Call your doctor at once if you have a serious side effect such as:

  • pale skin, easy bruising or bleeding;

  • signs of a new infection, such as fever or chills, cough, or flu symptoms;

  • drowsiness, confusion, increased thirst, lower back pain, urinating less than usual or not at all;

  • depressed mood, unusual thoughts about hurting yourself;

  • nausea, upper stomach pain, itching, loss of appetite, dark urine, clay-colored stools, jaundice (yellowing of the skin or eyes);

  • muscle pain, tenderness, or weakness with fever or flu symptoms and dark colored urine; or

  • severe skin reaction - fever, sore throat, swelling in your face or tongue, burning in your eyes, skin pain, followed by a red or purple skin rash that spreads (especially in the face or upper body) and causes blistering and peeling.

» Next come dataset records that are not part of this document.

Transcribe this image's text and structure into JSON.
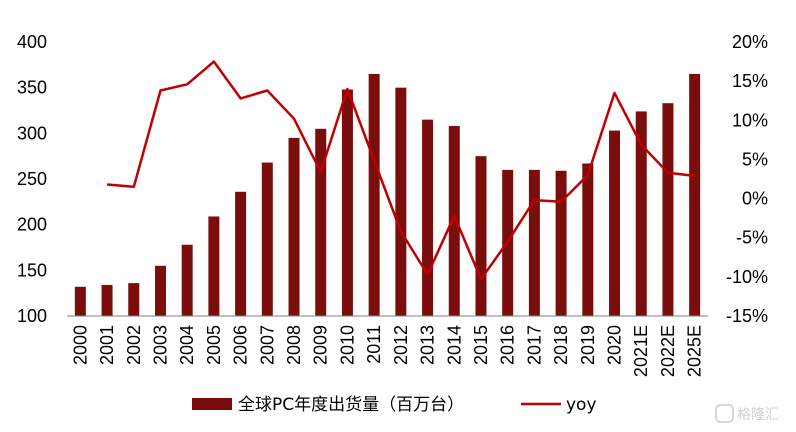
{
  "chart_data": {
    "type": "bar",
    "categories": [
      "2000",
      "2001",
      "2002",
      "2003",
      "2004",
      "2005",
      "2006",
      "2007",
      "2008",
      "2009",
      "2010",
      "2011",
      "2012",
      "2013",
      "2014",
      "2015",
      "2016",
      "2017",
      "2018",
      "2019",
      "2020",
      "2021E",
      "2022E",
      "2025E"
    ],
    "series": [
      {
        "name": "全球PC年度出货量（百万台）",
        "type": "bar",
        "axis": "left",
        "color": "#7b0d0d",
        "values": [
          132,
          134,
          136,
          155,
          178,
          209,
          236,
          268,
          295,
          305,
          348,
          365,
          350,
          315,
          308,
          275,
          260,
          260,
          259,
          267,
          303,
          324,
          333,
          365
        ]
      },
      {
        "name": "yoy",
        "type": "line",
        "axis": "right",
        "color": "#c00000",
        "values": [
          null,
          1.8,
          1.5,
          13.8,
          14.6,
          17.5,
          12.8,
          13.8,
          10.2,
          3.4,
          14.0,
          4.9,
          -4.2,
          -9.7,
          -2.2,
          -10.3,
          -5.5,
          -0.2,
          -0.4,
          3.0,
          13.5,
          6.9,
          3.3,
          2.9
        ]
      }
    ],
    "y_left": {
      "ylim": [
        100,
        400
      ],
      "ticks": [
        "100",
        "150",
        "200",
        "250",
        "300",
        "350",
        "400"
      ]
    },
    "y_right": {
      "ylim": [
        -15,
        20
      ],
      "ticks": [
        "-15%",
        "-10%",
        "-5%",
        "0%",
        "5%",
        "10%",
        "15%",
        "20%"
      ]
    },
    "legend_position": "bottom",
    "grid": false
  },
  "watermark": {
    "text": "格隆汇",
    "icon": "gelonghui-logo-icon"
  }
}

Less serious Isentress side effects may include:

  • headache, sleep problems (insomnia);

  • mild stomach pain, vomiting, diarrhea;

  • tired feeling;

  • dizziness; or

  • changes in the shape or location of body fat (especially in your arms, legs, face, neck, breasts, and trunk).

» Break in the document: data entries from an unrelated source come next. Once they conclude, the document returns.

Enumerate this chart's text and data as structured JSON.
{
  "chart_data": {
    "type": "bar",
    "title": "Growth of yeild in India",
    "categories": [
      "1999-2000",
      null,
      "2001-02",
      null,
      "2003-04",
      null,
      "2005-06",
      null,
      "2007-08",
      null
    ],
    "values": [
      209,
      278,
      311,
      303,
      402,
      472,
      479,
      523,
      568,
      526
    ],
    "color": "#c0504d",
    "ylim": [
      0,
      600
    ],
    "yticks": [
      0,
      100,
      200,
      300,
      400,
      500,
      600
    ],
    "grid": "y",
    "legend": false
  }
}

This is not a complete list of side effects and others may occur. Call your doctor for medical advice about side effects. You may report side effects to FDA at 1-800-FDA-1088.

See also: Side effects (in more detail)

What other drugs will affect Isentress?

Tell your doctor about all other medicines you use, especially rifampin (Rifadin, Rifamate, Rimactane).

This list is not complete and other drugs may interact with Isentress. Tell your doctor about all medications you use. This includes prescription, over-the-counter, vitamin, and herbal products. Do not start a new medication without telling your doctor.

Where can I get more information?

  • Your pharmacist can provide more information about Isentress.
  • Remember, keep this and all other medicines out of the reach of children, never share your medicines with others, and use Isentress only for the indication prescribed.
  • Disclaimer: Every effort has been made to ensure that the information provided is accurate, up-to-date, and complete, but no guarantee is made to that effect. Drug information contained herein may be time sensitive. Multum's drug information is an informational resource designed to assist licensed healthcare practitioners in caring for their patients and/or to serve consumers viewing this service as a supplement to, and not a substitute for, the expertise, skill, knowledge and judgment of healthcare practitioners. The absence of a warning for a given drug or drug combination in no way should be construed to indicate that the drug or drug combination is safe, effective or appropriate for any given patient. The information contained herein is not intended to cover all possible uses, directions, precautions, warnings, drug interactions, allergic reactions, or adverse effects.